En 1692 Charles-Augustin Daviler, architecte de la Province du Languedoc érige cette porte sur des dessins effectués par Dorbay. Cette porte constitue l'entrée obligée du Peyrou, "place
royale" dédiée à la gloire de Louis XIV bienfaiteur de la ville. Elle est copiée en partie sur celle de Saint-Denis à Paris. Il coûta à la ville 11,850 livres.

Elle est percée d'une porte centrale en plein cintre, flanquée de deux fausses portes plus petites. Les
arcs de ces portes sont soutenus par des pieds droits chargés de bossages rustiques qui contournent les archivoltes. Le cintre des fausses portes est décoré, sur chaque face, de médaillons assez
lourds d'exécution, où sont représentés les épisodes saillants du règne de Louis XIV par la Victoire. Au-dessus des médaillons, sont encastrés quatre groupes de trophées d'armes .

Les carrières des garrigues des environs de Montpellier et notamment celles de Pignan, Saint-Jean de Védas,
Pondres, Saint-Géniès des Mourgues verront pour sa construction l'extraction de plus de 120 m2 de pierres qui seront judicieusement disposés en fonction de leur caractéristiques mécaniques et
esthétiques.
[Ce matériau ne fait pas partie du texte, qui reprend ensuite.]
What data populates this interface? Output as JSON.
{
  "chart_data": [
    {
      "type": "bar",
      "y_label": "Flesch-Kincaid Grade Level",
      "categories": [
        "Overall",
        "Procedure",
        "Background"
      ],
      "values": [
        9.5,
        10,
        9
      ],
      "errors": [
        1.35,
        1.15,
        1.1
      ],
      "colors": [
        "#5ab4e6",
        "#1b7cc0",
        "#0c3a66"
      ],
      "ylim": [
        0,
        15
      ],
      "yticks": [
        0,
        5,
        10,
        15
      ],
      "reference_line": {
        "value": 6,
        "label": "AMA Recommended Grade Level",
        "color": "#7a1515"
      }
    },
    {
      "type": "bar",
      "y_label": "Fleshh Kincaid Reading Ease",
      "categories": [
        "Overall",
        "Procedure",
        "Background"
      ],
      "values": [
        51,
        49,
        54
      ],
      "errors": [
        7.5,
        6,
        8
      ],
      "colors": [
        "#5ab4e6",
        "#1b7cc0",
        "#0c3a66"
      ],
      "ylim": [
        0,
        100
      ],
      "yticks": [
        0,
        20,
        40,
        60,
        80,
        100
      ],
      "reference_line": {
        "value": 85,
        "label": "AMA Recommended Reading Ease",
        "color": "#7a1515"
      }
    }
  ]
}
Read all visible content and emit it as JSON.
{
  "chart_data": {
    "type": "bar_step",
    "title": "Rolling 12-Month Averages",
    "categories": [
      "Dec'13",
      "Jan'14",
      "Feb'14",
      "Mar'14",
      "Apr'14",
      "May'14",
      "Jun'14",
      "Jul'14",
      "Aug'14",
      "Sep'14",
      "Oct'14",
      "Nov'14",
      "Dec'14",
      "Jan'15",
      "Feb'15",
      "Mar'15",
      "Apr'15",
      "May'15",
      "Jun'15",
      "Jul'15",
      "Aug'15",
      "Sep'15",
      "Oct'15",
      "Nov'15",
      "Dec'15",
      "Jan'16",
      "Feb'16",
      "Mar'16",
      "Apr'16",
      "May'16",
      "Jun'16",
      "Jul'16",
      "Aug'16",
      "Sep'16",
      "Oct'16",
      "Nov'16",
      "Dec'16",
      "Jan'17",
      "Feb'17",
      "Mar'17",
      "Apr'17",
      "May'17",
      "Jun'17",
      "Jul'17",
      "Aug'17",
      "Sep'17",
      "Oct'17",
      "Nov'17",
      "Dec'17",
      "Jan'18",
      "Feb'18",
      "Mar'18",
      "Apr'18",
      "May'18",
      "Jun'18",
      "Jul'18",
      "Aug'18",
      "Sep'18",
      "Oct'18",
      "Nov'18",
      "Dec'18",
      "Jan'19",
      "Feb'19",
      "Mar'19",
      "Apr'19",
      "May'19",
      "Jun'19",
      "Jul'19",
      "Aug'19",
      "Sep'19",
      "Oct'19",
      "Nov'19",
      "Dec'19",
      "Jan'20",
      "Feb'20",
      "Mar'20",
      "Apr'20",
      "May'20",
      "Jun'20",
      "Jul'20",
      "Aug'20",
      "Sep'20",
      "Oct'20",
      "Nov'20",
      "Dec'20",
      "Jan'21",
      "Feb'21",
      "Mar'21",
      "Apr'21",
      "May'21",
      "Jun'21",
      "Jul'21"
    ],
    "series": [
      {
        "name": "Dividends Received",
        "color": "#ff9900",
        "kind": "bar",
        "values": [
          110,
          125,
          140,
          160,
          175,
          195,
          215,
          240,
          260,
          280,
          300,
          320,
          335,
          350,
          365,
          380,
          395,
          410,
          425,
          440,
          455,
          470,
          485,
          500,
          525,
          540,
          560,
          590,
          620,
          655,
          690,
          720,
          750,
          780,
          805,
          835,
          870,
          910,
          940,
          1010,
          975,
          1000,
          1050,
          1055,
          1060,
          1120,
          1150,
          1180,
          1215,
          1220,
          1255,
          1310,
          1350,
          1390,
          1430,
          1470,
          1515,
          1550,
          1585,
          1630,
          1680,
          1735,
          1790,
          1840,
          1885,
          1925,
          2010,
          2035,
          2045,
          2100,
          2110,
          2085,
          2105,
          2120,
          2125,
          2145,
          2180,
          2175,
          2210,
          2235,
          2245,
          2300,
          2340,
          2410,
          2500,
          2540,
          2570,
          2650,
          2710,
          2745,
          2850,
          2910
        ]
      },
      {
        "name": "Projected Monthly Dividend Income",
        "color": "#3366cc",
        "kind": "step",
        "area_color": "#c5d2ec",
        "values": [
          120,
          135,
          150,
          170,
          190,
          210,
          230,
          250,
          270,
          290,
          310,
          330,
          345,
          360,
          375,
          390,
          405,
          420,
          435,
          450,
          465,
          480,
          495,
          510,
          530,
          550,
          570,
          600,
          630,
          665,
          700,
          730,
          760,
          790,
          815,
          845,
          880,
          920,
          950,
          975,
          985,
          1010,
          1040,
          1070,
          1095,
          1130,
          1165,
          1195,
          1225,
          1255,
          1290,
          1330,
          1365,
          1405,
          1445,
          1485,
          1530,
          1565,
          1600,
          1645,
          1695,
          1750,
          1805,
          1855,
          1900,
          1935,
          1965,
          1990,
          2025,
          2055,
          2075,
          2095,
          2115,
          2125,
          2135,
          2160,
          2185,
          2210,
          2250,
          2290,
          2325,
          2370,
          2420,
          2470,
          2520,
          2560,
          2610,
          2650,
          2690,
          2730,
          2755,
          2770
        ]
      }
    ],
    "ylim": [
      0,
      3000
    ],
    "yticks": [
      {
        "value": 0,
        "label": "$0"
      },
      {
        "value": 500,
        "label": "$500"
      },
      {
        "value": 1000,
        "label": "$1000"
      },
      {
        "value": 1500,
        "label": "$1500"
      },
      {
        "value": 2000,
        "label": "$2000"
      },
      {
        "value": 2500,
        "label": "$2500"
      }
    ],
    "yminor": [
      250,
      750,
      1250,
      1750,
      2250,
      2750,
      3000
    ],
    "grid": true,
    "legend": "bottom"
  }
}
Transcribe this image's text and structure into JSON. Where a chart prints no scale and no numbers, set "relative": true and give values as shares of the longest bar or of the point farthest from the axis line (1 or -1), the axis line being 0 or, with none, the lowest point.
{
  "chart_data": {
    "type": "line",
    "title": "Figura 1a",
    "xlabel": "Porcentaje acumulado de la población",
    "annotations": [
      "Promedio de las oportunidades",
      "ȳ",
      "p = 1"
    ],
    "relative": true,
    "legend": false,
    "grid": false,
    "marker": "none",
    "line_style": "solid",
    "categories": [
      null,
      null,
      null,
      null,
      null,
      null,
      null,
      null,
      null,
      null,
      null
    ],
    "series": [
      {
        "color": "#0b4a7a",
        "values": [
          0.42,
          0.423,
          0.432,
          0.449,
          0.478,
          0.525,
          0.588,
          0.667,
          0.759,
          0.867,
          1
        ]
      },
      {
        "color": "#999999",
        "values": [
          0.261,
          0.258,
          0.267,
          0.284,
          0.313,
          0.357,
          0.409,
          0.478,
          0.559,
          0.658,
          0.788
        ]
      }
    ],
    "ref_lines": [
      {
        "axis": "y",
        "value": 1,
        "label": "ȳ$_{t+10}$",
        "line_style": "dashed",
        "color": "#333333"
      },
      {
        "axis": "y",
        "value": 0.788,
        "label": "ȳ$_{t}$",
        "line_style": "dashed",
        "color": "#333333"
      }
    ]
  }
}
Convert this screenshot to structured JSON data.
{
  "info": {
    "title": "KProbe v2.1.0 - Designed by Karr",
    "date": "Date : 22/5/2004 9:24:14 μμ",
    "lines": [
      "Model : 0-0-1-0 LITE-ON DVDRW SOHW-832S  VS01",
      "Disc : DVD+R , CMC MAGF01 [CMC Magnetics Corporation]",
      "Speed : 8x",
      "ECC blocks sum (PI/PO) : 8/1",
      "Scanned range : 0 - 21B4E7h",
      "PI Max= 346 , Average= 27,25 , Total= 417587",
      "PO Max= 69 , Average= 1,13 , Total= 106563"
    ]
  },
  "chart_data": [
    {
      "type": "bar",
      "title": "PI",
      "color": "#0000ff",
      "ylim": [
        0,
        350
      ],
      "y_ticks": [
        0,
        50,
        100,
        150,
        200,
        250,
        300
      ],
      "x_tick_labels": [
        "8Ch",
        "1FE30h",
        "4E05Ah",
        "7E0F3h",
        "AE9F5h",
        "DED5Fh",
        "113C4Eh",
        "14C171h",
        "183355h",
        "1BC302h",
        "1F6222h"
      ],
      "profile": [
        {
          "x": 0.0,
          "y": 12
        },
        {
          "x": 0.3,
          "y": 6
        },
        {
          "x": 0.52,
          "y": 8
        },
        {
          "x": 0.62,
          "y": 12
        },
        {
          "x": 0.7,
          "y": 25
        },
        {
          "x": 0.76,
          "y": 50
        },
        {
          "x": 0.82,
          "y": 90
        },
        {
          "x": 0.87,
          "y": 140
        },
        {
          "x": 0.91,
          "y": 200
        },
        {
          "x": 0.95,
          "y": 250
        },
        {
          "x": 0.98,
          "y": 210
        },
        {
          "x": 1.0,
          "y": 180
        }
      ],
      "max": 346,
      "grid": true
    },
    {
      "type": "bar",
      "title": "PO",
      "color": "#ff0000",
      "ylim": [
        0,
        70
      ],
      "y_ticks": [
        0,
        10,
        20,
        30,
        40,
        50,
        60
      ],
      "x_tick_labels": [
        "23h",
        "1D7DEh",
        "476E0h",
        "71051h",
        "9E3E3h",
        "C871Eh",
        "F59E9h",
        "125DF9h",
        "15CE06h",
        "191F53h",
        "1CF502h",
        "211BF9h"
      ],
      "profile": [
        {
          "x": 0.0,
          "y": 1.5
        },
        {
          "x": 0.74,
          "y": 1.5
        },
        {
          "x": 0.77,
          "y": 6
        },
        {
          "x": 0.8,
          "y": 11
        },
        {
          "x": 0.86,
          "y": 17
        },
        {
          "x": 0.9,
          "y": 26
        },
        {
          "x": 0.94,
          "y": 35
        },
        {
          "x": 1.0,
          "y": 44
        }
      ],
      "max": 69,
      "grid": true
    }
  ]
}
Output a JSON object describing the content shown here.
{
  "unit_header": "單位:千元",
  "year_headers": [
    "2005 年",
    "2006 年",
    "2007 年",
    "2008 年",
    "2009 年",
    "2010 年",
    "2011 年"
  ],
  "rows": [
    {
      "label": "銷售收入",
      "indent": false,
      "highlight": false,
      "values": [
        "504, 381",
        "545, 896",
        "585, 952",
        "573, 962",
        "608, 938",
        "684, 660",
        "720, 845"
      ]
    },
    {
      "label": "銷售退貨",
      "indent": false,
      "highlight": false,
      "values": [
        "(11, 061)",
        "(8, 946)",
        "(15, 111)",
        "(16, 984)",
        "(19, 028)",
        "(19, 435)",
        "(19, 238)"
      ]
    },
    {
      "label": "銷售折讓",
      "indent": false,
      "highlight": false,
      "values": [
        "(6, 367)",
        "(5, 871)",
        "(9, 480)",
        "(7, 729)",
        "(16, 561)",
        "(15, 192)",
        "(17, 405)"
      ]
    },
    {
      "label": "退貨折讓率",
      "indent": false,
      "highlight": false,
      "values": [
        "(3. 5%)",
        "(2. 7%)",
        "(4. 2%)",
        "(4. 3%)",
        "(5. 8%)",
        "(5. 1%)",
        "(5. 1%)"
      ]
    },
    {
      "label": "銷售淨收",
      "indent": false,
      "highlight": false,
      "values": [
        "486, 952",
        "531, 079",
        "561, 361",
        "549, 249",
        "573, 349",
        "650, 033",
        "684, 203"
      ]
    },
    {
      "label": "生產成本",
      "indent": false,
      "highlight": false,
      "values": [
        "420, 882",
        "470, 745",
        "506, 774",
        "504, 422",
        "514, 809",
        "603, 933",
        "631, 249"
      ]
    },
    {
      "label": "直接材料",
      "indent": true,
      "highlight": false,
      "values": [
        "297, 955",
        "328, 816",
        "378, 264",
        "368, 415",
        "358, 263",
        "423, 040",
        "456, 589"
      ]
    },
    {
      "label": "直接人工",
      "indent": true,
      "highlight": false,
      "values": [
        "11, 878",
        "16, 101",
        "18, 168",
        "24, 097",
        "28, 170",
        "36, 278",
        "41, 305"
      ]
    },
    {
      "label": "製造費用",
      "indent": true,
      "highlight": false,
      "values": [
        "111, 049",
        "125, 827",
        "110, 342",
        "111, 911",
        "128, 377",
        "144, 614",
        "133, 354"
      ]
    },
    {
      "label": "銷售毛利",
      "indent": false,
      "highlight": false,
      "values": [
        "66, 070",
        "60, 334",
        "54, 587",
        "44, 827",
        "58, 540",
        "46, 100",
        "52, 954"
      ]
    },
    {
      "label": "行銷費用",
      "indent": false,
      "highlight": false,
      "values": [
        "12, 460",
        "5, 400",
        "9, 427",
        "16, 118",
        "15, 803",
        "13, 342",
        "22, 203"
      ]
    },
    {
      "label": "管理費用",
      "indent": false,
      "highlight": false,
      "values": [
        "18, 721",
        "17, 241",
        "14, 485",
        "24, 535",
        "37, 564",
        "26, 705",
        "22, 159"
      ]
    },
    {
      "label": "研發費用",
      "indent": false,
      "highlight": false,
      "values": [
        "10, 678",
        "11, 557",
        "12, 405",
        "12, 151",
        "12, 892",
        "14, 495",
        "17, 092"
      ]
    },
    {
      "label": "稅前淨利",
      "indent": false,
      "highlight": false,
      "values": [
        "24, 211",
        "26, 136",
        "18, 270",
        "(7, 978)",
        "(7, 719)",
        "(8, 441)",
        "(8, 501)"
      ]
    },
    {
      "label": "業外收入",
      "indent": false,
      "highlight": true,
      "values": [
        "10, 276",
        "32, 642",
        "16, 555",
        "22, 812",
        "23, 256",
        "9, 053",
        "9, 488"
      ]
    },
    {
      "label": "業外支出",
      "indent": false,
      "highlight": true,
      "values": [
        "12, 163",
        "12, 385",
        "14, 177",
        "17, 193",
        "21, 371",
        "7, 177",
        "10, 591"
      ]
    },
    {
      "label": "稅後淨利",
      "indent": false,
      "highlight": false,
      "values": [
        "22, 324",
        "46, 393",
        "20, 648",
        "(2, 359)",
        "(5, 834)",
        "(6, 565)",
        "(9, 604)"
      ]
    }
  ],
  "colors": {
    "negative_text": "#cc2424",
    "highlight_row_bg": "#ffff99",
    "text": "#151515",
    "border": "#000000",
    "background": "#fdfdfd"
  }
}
Ce sont dans l'ensemble des calcaires coquilliers (sédiments tertiaires), dont les particules sont bien visibles notamment à la base des remparts du Peyrou côté Place des
Arceaux.

L'Arc de Triomphe se situe au point le plus de la ville à l'altitude de 52 mètres. Il donnait accès au "Puy d'Arquinel" c'est à dire au lieu "pierreux" appelé Peyrou. Avant sa
construction, un pont-levis permettait de franchir un fossé qui délimitait les remparts de la "commune clôture". Aujourd'hui un pont de pierre de 28 mètres de large remplace cet
ouvrage.
Les dimensions de l'Arc de Triomphe sont de 15 mètres de hauteur et de 18 mètres de largeur. Le portique a 4,70
mètres d'ouverture et 7 mètres de hauteur.
Les travaux de construction furent exécutés par le Montpelliérain Bertrand.
LES MEDAILLONS
Quatre médaillons sculptés en 1693 par Philippe Bertrand (1661-1724) à la gloire des monuments forts du règne
de Louis XIV, décorent les faces de l'Arc de Triomphe.

Sur la gauche, l'allégorie de la jonction des 2 mers par le canal du
midi. Le médaillon représente une scène à trois personnages, Neptune, le grand personnage au milieu en haut, représentant le roi, puisque l’arc est un hommage à Louis XIV, ordonne par un geste de
bras à l’océan (e vieillard appuyé sur une plante d’où s’échappe des coquillages, des perles et une branche de corail) de rejoindre la belle méditerranée symbolisé par une jeune nymphe (sous
Neptune et à droite du vieillard) nue et alanguie sur le triton de Vénus. Pour corroborer tout cela il y a l’inscription « junctis Oceano et Mediterraneo mari » (l’océan et la mer
méditerranée sont désormais joints).

Côté Ville :
Pour ce qui est du médaillon sur l’Hérésie vaincue (du même côté de l’arc, côté ville) il est fort différent du
premier, d’abord c’est le seul ou l’inscription originelle « Extincta hoeresi » (l’Hérésie a été vaincue) a été effacée sous la révolution, il est lui aussi explicite : la Foi,
symbolisée par le personnage féminin du centre, foule au pieds l’Hérésie représentée par un vieillard couché au sol et qui tient un masque de comédie entre ses mains. La Foi porte haut un calice
qu’une femme à genoux vénère.
Côté Peyrou :
Sur la gauche, Louis XIV en Hercule couronné par la Victoire, chassant un aigle (l'Empire) et terrassant un
lion (l'Angleterre). Sur la gauche,, la prise de Monset de Namur (1692).
Deux fontaines aujourd'hui disparues étaient adossées de part et d'autres de ses flancs, côté
ville.
L'inscription Latine gravée en 1715 qui figure sur l'attique côté Peyrou signifie : "La paix a été apporté
sur terre et sur mer par Louis le Grand, dont le règne dura soixante-douze ans, après avoir séparé, contenu et s'être attaché à des peuples alliés dans une guerre de quarante années".